Recommended changes to the code itself include prohibiting the accepting gifts of any kind with a few exceptions like ceremonial plaques, prohibiting knowingly using the position of a public figure for personal gain and prohibiting using municipal resources for personal use. Children of town officials would no longer be allowed to work for the town under the recommended code, even in seasonal positions.
Another recommendation would restrict town officials from seeking employment with companies that do business with the town for up to one year after they leave that position. The committee also recommended a recusal requirement for Town Board members who have private involvement with companies seeking contracts with the town.
The group said the changes to the code were meant to provide clear and uniform guidance to town officers and employees to “ensure honest and ethical behavior.”
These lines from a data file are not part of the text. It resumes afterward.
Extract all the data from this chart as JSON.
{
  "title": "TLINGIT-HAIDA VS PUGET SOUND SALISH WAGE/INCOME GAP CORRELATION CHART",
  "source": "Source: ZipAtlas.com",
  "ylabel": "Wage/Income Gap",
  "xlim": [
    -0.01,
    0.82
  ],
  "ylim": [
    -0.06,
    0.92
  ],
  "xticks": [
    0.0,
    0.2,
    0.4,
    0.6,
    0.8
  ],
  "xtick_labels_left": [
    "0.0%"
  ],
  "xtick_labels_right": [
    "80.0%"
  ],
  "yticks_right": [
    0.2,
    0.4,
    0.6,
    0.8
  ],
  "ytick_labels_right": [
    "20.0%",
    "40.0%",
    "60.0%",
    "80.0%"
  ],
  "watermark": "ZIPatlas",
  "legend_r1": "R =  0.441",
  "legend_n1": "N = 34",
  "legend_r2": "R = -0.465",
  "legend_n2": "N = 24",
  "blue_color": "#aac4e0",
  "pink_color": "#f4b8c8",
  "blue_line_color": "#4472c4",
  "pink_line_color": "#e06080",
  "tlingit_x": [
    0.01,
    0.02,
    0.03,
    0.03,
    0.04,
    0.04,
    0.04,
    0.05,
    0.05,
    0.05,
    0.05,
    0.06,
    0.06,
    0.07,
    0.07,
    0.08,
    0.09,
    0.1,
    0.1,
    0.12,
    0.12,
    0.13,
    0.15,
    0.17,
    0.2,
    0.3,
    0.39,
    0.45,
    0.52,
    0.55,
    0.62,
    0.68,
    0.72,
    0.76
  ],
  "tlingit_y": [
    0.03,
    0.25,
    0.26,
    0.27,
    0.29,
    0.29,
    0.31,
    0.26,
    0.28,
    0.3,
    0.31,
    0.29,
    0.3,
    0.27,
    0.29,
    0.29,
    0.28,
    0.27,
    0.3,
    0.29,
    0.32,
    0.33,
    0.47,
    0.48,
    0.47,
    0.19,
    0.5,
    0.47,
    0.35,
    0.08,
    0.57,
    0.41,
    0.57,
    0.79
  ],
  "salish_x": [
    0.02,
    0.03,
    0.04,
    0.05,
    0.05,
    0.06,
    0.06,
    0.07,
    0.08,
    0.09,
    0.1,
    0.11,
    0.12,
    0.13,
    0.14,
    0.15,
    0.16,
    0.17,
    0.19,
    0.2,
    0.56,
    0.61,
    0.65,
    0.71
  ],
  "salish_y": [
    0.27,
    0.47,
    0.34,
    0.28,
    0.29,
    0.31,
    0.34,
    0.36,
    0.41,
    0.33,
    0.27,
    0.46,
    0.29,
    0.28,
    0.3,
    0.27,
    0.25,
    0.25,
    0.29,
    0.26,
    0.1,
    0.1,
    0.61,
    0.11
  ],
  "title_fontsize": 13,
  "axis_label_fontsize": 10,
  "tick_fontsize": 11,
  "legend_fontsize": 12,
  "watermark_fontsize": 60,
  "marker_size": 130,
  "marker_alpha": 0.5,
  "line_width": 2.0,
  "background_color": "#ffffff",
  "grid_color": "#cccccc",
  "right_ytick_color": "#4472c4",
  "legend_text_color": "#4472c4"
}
Councilwoman Joann Dawson said she appreciated the hard work of the advisory committee but said more time is needed to vet the recommendations.
“The recommendations are very wide and complex and I want to take the time to go through the lines and consider their purpose for this town code,” she said.
She questioned how the town could prevent former town officials from seeking out a job with a company that does business with the town after they’ve left office.
Councilman Kyle Kotary agreed, and also wondered why a hiring block would be put on only the children of town officials, asking why spouses and other family members were not included.
Councilman Jeffrey Kuhn and Councilman George Lenhardt were both wary of the investigative duties proposed for the Ethics Board and wondered if there were certain steps that need to be followed to exonerate an accused official with the public if the accusations have no merit.
The changes to the ethics law will likely be discussed again at the Town Board meeting on Wednesday, May 9.